Je ne comprends pas l'intérêt de ce type de sondages, sinon d'imposer à visage couvert une dérive à mon avis déjà bien réelle dans la conception du rôle d'un politique. De l'homme au service (définition même du "ministre"), on passe à l'homme en représentation, du président au comédien, du garant au gourou. Tous les adjectifs lancés en pâture aux personnes choisies pour ce sondage sont des qualificatifs portant uniquement sur l'être et son apparence. On se croirait aux jeux du cirque, quand la foule en délire avait à condamner ou gracier un gladiateur vaincu.

Mais je m'en fous (en politique en tout cas), de l'homme et de son apparence. Je ne demande pas à un chef de l'Etat de paraître, mais de gérer. Pour l'apparence, tenez, tournons quelques pages de ce gratuit du soir et arrêtons-nous sur un autre article portant sur l'annulation de la 65° cérémonie des Golden Globes, suite à la défection de nombreux acteurs désireux de ne pas aller à l'encontre d'un mouvement de grève des scénaristes .

Juste en dessous du titre, une photo de George Clooney déclarant: "Je suis membre de six syndicats. Il est hors de question que je traverse des piquets de grève." Si vous me posez la question de savoir si je le trouve dynamique, moderne, courageux, clair...., je réponds sans hésiter oui à tout. Mais nous ne parlons plus de la même chose.

Mon principal souci, en revenant à la politique, est que cette volonté de paraître absolument n'apparaît pas que dans les questions des journalistes, mais semble largement acceptée et mise en oeuvre dans les deux camps. Alors, pour bientôt un combat à mort, façon antique, dans les Arènes de Lutèce, entre le samnite Nico et la rétiaire Ségo? Prévenez-moi, je ne veux surtout pas voir ça!

Homo Gallicus

Ce matin, en ouvrant mes volets, j'ai vu passer sur le trottoir d'en face l'archétype du français moyen selon les autres peuples: le béret sur la tête, la baguette de pain frais sous le bras, le profil bien rondouillard. Super Dupont dans toute sa splendeur. Cela m'a fait rire. La journée commençait bien.

Mais il faut conseiller à nos observateurs étrangers d'apporter au moins une correction, d'ajouter une caractéristique à notre portrait franchouillard: le chien, prolongement indispensable de la main de l'homo urbanus. D'ailleurs, regardez bien, sur la photo précédente, sous le sapin ...

Civisme

samedi 12 janvier 2008

Dies ad machinam.

Journée mémorable que ce jour d'aujourd'hui: j'ai acheté une voiture!
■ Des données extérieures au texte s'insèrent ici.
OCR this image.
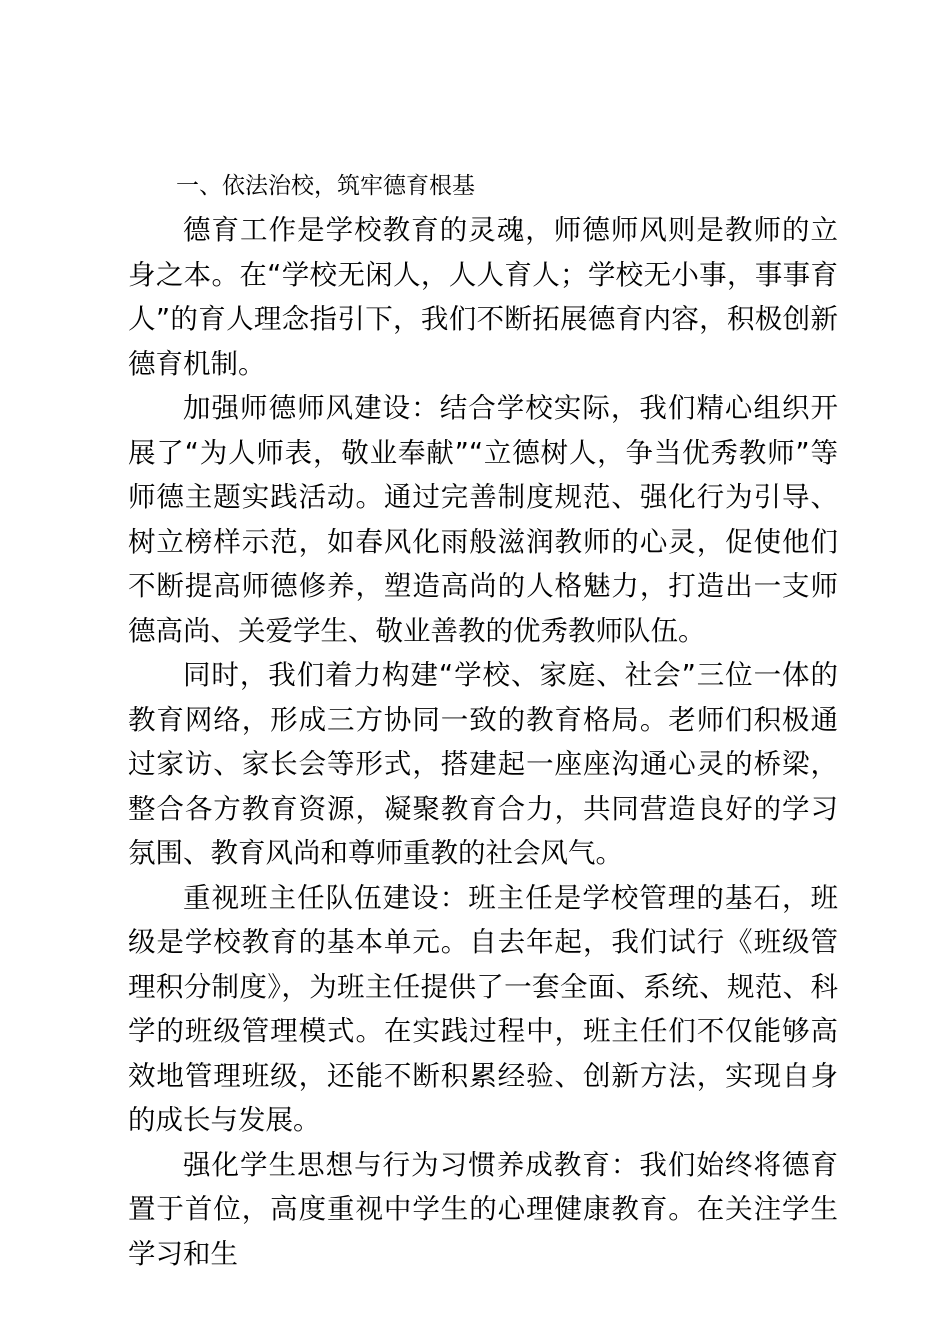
一、依法治校，筑牢德育根基

德育工作是学校教育的灵魂，师德师风则是教师的立身之本。在“学校无闲人，人人育人；学校无小事，事事育人”的育人理念指引下，我们不断拓展德育内容，积极创新德育机制。

加强师德师风建设：结合学校实际，我们精心组织开展了“为人师表，敬业奉献”“立德树人，争当优秀教师”等师德主题实践活动。通过完善制度规范、强化行为引导、树立榜样示范，如春风化雨般滋润教师的心灵，促使他们不断提高师德修养，塑造高尚的人格魅力，打造出一支师德高尚、关爱学生、敬业善教的优秀教师队伍。

同时，我们着力构建“学校、家庭、社会”三位一体的教育网络，形成三方协同一致的教育格局。老师们积极通过家访、家长会等形式，搭建起一座座沟通心灵的桥梁，整合各方教育资源，凝聚教育合力，共同营造良好的学习氛围、教育风尚和尊师重教的社会风气。

重视班主任队伍建设：班主任是学校管理的基石，班级是学校教育的基本单元。自去年起，我们试行《班级管理积分制度》，为班主任提供了一套全面、系统、规范、科学的班级管理模式。在实践过程中，班主任们不仅能够高效地管理班级，还能不断积累经验、创新方法，实现自身的成长与发展。

强化学生思想与行为习惯养成教育：我们始终将德育置于首位，高度重视中学生的心理健康教育。在关注学生学习和生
Pour la première fois de ma vie, je suis entré chez un concessionnaire pour faire l'acquisition d'un véhicule. Cette épreuve m'avait été jusqu'alors épargnée par mes amis, qui me revendaient, ou mon père, qui me donnait, leurs vieilles guimbardes.
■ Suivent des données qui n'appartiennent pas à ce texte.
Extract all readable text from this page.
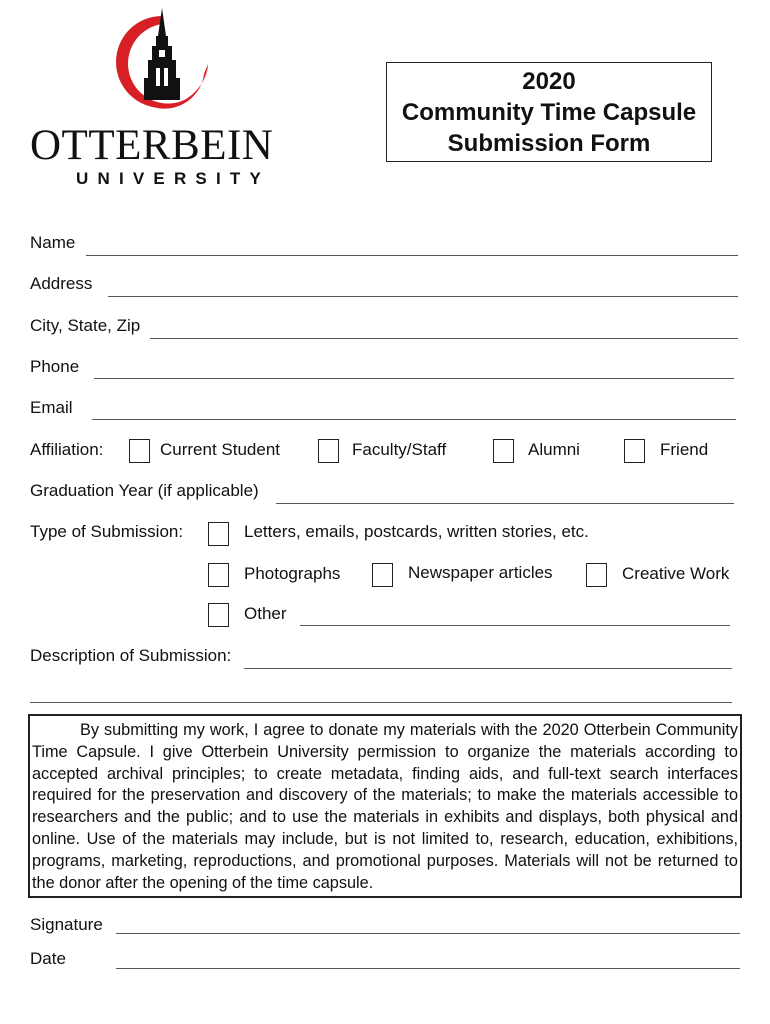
OTTERBEIN
UNIVERSITY
2020
Community Time Capsule
Submission Form
Name
Address
City, State, Zip
Phone
Email
Affiliation:	Current Student	Faculty/Staff	Alumni	Friend
Graduation Year (if applicable)
Type of Submission:	Letters, emails, postcards, written stories, etc.
Photographs	Newspaper articles	Creative Work
Other
Description of Submission:
By submitting my work, I agree to donate my materials with the 2020 Otterbein Community Time Capsule. I give Otterbein University permission to organize the materials according to accepted archival principles; to create metadata, finding aids, and full-text search interfaces required for the preservation and discovery of the materials; to make the materials accessible to researchers and the public; and to use the materials in exhibits and displays, both physical and online. Use of the materials may include, but is not limited to, research, education, exhibitions, programs, marketing, reproductions, and promotional purposes. Materials will not be returned to the donor after the opening of the time capsule.
Signature
Date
Mais, aujourd'hui, j'ai franchi le pas, accompagné d'un ami censé faire le poids, impressionner le vendeur par sa connaissance des modèles et la pertinence de ses remarques sur les cylindres ou autres mystérieuses réalités des moteurs, deux compétences qui sont à des milliards d'années-lumière de mes capacités personnelles.

Pas de chance: cet ami n'en savait, au final, guère plus que moi. Divine surprise: le commercial était "humain", je veux dire par là qu'outre un joli minois, il avait pour lui (et surtout pour moi) de parler un langage directement accessible, de comprendre mes explications hésitantes, de ne pas se payer ma tête chaque fois que j'ouvrais la bouche et de ne pas vouloir à tout prix me vendre ce que je ne désirais pas.

Nous avons même engagé une conversation plus personnelle. Son nom étant de consonance italienne, je lui ai posé la question de ses origines. Il était sicilien, de la région de Cefalu. L'aile du souvenir, un voyage avec Pierre, m'a alors effleuré la mémoire. J'ai voulu lui parler de la Cathédrale et de sa splendide mosaïque du Christ Pantocrator, que je connais, mais, me souvenant d'où j'étais, j'ai évoqué le Club Med, que je ne connais pas. (Je m'en veux parfois d'être comme je suis!)

Au final, me voici débarrassé d'une sacrée corvée à laquelle, finalement, je n'ai sacrifié qu'une seule après-midi. Le concessionnaire se charge de toute la paperasse. Je n'aurai plus qu'à faire un chèque, à la livraison, dans une dizaine de jours.

Au fait, la marque de la voiture? Une gris métallisé!

Five easy pieces.

Vus dans le métro ces derniers jours:

- les visages fatigués des voyageurs, les traits tirés, les yeux fuyants, la mine absente, au mieux indifférente. Un regard qui se pose et glisse sans accrocher, une silhouette qui vient remplacer une silhouette à chaque station, d'autres êtres aperçus furtivement dans l'autre rame et dont on peut croiser le regard parce qu'il n'a pas le temps de se détourner avant de disparaître. Une écrasante marée de couleurs ternes, manteaux, pantalons, souliers, capuches, écharpes, cagoules, tous noirs, gris, sales, usés, froissés, tachés. Les odeurs de parfums lourds se mêlant, ou tentant de remédier, aux restes de transpiration de la veille, auxquels vient s'ajouter le doucâtre écoeurement des croissanteries industrielles. On finit sa nuit, en rêvant d'être au soir.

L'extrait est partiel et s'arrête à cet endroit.